QUESTION 4. What strategies in drug treatment could potentially restore apoptosis and tumor control for patients who have grown resistant to Gleevec?

a. Patients who have growth of their tumor on imatinib have limited therapeutic options. One potential mechanism by which GIST cells are resistant to imatinib is the failure of imatinib to induce cell death.

b. Restoration of imatinib-induced tumor cell death in patient’s whose GIST has become resistant to imatinib mesylate is an area of ongoing clinical and laboratory research. One approach in the clinics is to use a new compound which inhibits Kit as well as other tyrosine kinases. Two such multi-targeted kinase inhibitors are currently open to patients in a clinical trial: AMG706 and SU11248. These agents appear to inhibit Kit signaling at a lower serum concentration than imatinib mesylate and inhibit other kinases such as the vascular endothelial growth factor receptor. More potent inhibition of Kit and inhibition of additional pathways may result in a restoration of tumor cell death.

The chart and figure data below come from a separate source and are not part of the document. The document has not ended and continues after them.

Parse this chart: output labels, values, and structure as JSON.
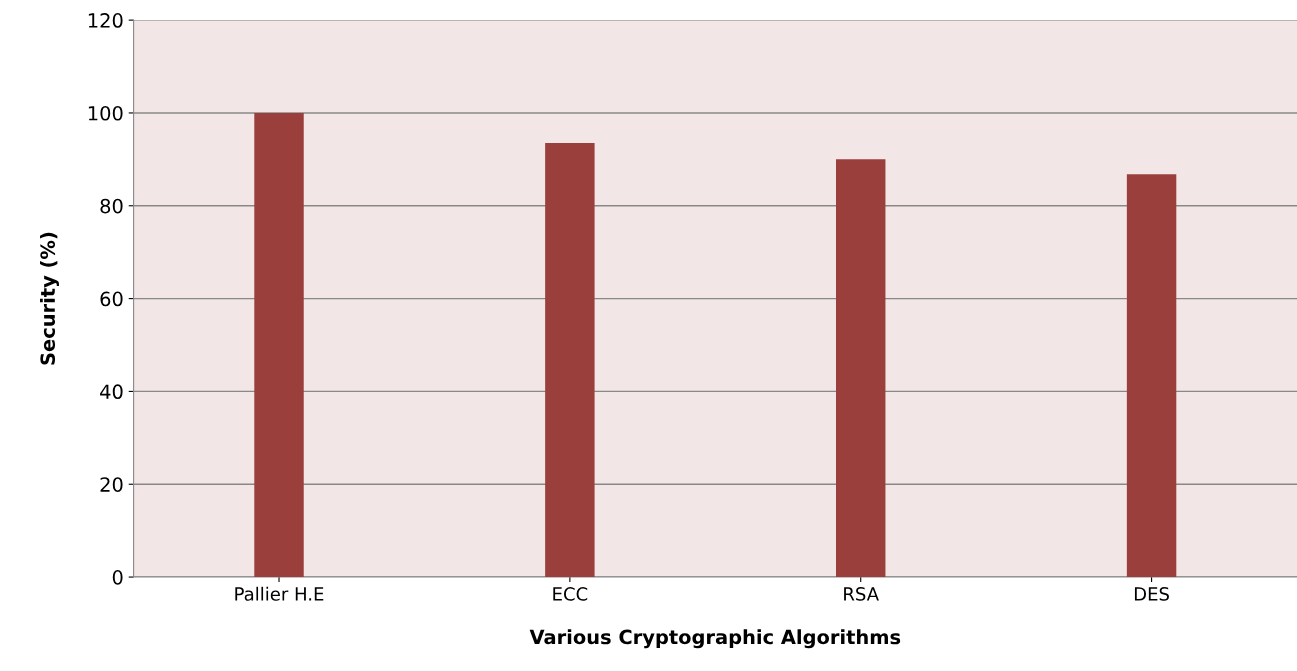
{
  "chart_data": {
    "type": "bar",
    "xlabel": "Various Cryptographic Algorithms",
    "ylabel": "Security (%)",
    "categories": [
      "Pallier H.E",
      "ECC",
      "RSA",
      "DES"
    ],
    "values": [
      100,
      93.5,
      90,
      86.8
    ],
    "color": "#9b3f3c",
    "ylim": [
      0,
      120
    ],
    "yticks": [
      0,
      20,
      40,
      60,
      80,
      100,
      120
    ],
    "grid": "y"
  }
}
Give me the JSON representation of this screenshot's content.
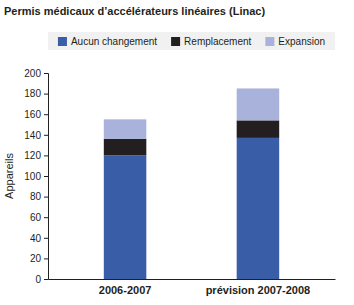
{
  "chart_data": {
    "type": "bar",
    "title": "Permis médicaux d’accélérateurs linéaires (Linac)",
    "y_label": "Appareils",
    "categories": [
      "2006-2007",
      "prévision 2007-2008"
    ],
    "series": [
      {
        "name": "Aucun changement",
        "color": "#3a5da8",
        "values": [
          120,
          137
        ]
      },
      {
        "name": "Remplacement",
        "color": "#231f20",
        "values": [
          16,
          17
        ]
      },
      {
        "name": "Expansion",
        "color": "#a9b2da",
        "values": [
          19,
          31
        ]
      }
    ],
    "stacked": true,
    "legend": "top",
    "grid": false,
    "ylim": [
      0,
      200
    ],
    "yticks": [
      0,
      20,
      40,
      60,
      80,
      100,
      120,
      140,
      160,
      180,
      200
    ]
  }
}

c. An alternative to this approach is to add an additional therapy to imatinib to reverse the mechanism of resistance and reinstitute imatinib-induced GIST cell death. In the case that imatinib resistance is due to a failure to induce apoptosis, then addition of an agent that can restore apoptosis may provide benefit to patients. Examples of agents currently of interest are antisense Bcl-2 and inhibitors of the AKT pathway such as perifosine and RAD001.

QUESTION 5. What is your assessment of current and future GIST treatments?

The therapy of advanced GIST with imatinib mesylate has been markedly successful whether by cytostatic, cytotoxic, or both mechanisms. New agents to treat patients with metastatic, imatinib-resistant GIST should be selected carefully by their potential ability to induce GIST cell death while blocking proliferation.

REFERENCES

1. Hanahan D, Weinberg RA. The hallmarks of cancer. Cell 2000;100(1):57-70.

2. Joensuu H, Roberts P, Sarlomo-Rikala M, et al. Effect of the tyrosine kinase inhibitor STI571 in a patient with a metastatic gastrointestinal stromal tumor. New England Journal of Medicine 2001;344(14):1052-1056.

3. Tuveson DA, Willis NA, Jacks T, et al. STI571 inactivation of the gastrointestinal stromal tumor c-KIT oncoprotein: biological and clinical implications. Oncogene 2001;20(36):5054-5058.

4. Trent J, Choi H, Hunt K, et al.: Apoptotic and anti-vascular activity of imatinib in GIST patients (Abstract # 9001) The American Society of Clinical Oncology 2005; 24.

5. Trent JC, 2nd, McConkey DJ, Loughlin SM, Harbison MT, Fernandez A, Ananthaswamy HN. Ras signaling in tumor necrosis factor-induced apoptosis. Embo J 1996;15(17):4497-4505.